消灯やシステム停止では意味がない…なぜ残業対策はこれほど難しいのか

 

大手広告代理店の電通で、再び起こってしまった過労自殺をきっかけにして、残業対策を見直す企業が増えています。この残業削減の施策というのは、そんなに画期的な手法がある訳ではなく、一般的なところで言えば、残業の申請制や一定時間以上の残業禁止、定時退社日(ノー残業デー)の設定といったようなもの。これらの運用を、例えば残業申請であれば、課長の承認だけで良かったものが、部長承認まで必要にするなど手続きを面倒にして、残業をしにくい方向に仕向けたり、残業時間数であれば、今まで月60時間まで認めていたものを50時間にするなど、引き下げる見直しを行ったりということがされています。

 

さらに、残業削減をスローガンとして目につくように掲示したり、上司から各社員への早期退社を促す声掛けをしたり、各自のデスクに「本日の残業時間」を立て看板で掲示して、周囲から一目瞭然にしたり、残業時間を減らすための様々な試みがされています。また最近は、フロアの強制的な消灯や施錠、定時以降のシステム停止など、問答無用で仕事をさせないようにするという、わりと強硬な施策も目立つようになってきました。

 

 

■「減らす」だけでは結局、変わらない

 

前述の電通でも、労使協定で最長70時間とされていた月あたり残業時間を65時間に減らしたという報道がされていましたが、そもそも上限自体が守られてこなかった実態を考えると、実効性があるのかどうかは難しいところです。

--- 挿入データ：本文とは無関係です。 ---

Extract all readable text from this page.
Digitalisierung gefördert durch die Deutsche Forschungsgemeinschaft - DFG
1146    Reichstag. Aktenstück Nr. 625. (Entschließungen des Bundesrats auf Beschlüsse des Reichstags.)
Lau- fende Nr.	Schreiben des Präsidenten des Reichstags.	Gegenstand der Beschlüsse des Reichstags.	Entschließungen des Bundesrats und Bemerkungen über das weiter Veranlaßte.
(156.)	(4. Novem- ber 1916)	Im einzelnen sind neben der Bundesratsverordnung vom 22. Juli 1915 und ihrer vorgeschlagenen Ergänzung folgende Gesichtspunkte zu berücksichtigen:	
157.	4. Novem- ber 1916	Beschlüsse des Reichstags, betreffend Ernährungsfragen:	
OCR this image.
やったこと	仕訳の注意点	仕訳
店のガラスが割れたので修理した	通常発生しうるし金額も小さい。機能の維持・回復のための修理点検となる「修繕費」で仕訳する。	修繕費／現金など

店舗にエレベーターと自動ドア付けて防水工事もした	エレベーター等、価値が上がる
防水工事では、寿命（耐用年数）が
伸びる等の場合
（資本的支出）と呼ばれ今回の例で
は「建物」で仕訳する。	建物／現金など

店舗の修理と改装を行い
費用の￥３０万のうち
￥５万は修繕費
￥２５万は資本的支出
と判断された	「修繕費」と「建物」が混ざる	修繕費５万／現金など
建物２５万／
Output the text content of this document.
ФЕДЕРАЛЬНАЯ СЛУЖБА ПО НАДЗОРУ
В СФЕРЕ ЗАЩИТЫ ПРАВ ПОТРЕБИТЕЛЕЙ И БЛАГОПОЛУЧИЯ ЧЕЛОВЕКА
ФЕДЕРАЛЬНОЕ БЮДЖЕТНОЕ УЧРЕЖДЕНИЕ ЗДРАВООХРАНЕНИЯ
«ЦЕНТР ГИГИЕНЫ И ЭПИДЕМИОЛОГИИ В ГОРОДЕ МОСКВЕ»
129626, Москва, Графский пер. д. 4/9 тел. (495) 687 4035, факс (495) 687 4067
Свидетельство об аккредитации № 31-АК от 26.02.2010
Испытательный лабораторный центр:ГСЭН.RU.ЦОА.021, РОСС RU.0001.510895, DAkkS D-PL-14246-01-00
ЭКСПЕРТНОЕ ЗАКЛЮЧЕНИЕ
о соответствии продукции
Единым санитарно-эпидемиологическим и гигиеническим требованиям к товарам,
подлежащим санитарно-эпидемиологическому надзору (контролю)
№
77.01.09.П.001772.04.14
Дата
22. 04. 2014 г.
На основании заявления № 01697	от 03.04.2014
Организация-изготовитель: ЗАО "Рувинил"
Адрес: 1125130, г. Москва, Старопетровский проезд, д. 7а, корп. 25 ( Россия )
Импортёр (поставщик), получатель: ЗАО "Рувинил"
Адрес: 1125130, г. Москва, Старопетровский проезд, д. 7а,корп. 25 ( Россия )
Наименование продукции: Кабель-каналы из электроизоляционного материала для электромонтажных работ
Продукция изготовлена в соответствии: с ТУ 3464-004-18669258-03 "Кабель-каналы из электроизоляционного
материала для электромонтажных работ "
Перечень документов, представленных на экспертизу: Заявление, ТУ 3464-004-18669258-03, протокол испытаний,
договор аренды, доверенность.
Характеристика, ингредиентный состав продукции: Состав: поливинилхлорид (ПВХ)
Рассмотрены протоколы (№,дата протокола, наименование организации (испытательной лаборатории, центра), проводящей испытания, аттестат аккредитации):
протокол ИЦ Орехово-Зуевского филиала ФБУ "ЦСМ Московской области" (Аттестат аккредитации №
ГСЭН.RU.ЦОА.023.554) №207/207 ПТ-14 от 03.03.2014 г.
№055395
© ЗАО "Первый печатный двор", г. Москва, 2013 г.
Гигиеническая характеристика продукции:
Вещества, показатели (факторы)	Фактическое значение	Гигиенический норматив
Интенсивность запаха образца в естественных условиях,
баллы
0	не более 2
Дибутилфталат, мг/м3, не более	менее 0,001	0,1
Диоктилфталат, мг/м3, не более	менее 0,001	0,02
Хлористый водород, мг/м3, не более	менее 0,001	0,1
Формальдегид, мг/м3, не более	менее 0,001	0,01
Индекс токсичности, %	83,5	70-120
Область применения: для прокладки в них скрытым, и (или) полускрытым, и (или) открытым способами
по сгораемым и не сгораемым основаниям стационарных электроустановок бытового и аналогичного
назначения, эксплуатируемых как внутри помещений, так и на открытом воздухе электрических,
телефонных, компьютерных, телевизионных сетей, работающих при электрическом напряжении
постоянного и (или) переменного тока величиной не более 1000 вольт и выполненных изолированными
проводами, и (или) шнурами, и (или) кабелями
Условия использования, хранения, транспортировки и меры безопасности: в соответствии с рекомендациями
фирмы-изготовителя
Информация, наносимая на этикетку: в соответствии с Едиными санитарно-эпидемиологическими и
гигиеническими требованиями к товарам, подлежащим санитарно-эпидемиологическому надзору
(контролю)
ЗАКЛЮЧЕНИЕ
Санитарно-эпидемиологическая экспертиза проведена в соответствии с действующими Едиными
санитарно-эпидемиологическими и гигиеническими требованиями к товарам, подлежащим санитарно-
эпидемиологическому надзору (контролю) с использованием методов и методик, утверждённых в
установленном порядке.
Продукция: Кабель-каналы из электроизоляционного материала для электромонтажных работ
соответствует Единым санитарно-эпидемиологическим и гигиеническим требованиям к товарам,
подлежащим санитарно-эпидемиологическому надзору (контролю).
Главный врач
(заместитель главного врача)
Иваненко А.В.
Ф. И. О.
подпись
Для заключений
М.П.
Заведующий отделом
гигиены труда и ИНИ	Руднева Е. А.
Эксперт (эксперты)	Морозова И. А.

午後10時に全館消灯ということにしたようですが、そのかわりに朝5時から電気がついているなどという指摘もあり、モグラ叩き、いたちごっこの様相になってしまっているように感じます。どの会社でも、これほど手を変え品を変え、あの手この手の様々な取り組みがされているにもかかわらず、実際の削減効果については、なかなか良い成果に結びつかないのが実情ではないでしょうか。

 

なぜ残業対策がこれほど難しいかといえば、個人の利害をはじめ、その他の多くの要素が複雑に絡み合っていて、それぞれを組み合わせた最適解というものが、簡単には見出せないということに尽きると思います。

 

単純に残業を減らすということは、社員にとっては時間の余裕が得られる一方、残業代としての収入は減ることになります。会社にとっても、同じ生産性のままで労働時間だけが減ったとすれば、仕事で生み出される価値も比例して減り、業績の上では当然マイナス方向の力で作用します。業務量は変わらず、成果も同じように求めるのに、時間数だけを制限したとすれば、そこはまさにサービス残業の温床になります。

 

ここで必ずついて回る生産性向上や効率化といったことも、現場レベルや個人レベルで実行するには限度があります。ある会社では、無駄な会議を減らすとの号令のもと、会議の時間数を制限しましたが、本来必要なコミュニケーション時間も取られなくなってしまい、ミスや行き違いが増えてよけいに非効率なってしまったという話があります。

 

 

■全館消灯したところで残業対策は進まない

 

その一方、残業対策である程度効果を上げている会社というのは、必ず多面的な施策を実行しています。ある会社では、原則定時退社を徹底して管理する一方で、システム導入と作業プロセスの見直しによるルーチン業務やバックオフィス系業務の簡素化、効率化も合わせて行い、徐々に効果を上げています。残業削減で浮いた残業代は、すべて賞与原資に組み込んで社員に分配すると宣言した上で、残業対策を進めている会社もあります。

 

ただオフィスから締め出したり、管理強化をしたりという一面的な施策だけでは、本当の意味での残業対策は進みません。必ずどこかにしわ寄せが向かい、それがサービス残業であったり、やらなければならないことの手抜きであったり、業績低下であったりということになります。すべての組み合わせでの最適解を見つけることは簡単にはできません。ただ、多面的な視点で施策を展開しなければ、残業対策の成果が得られないことだけは間違いありません。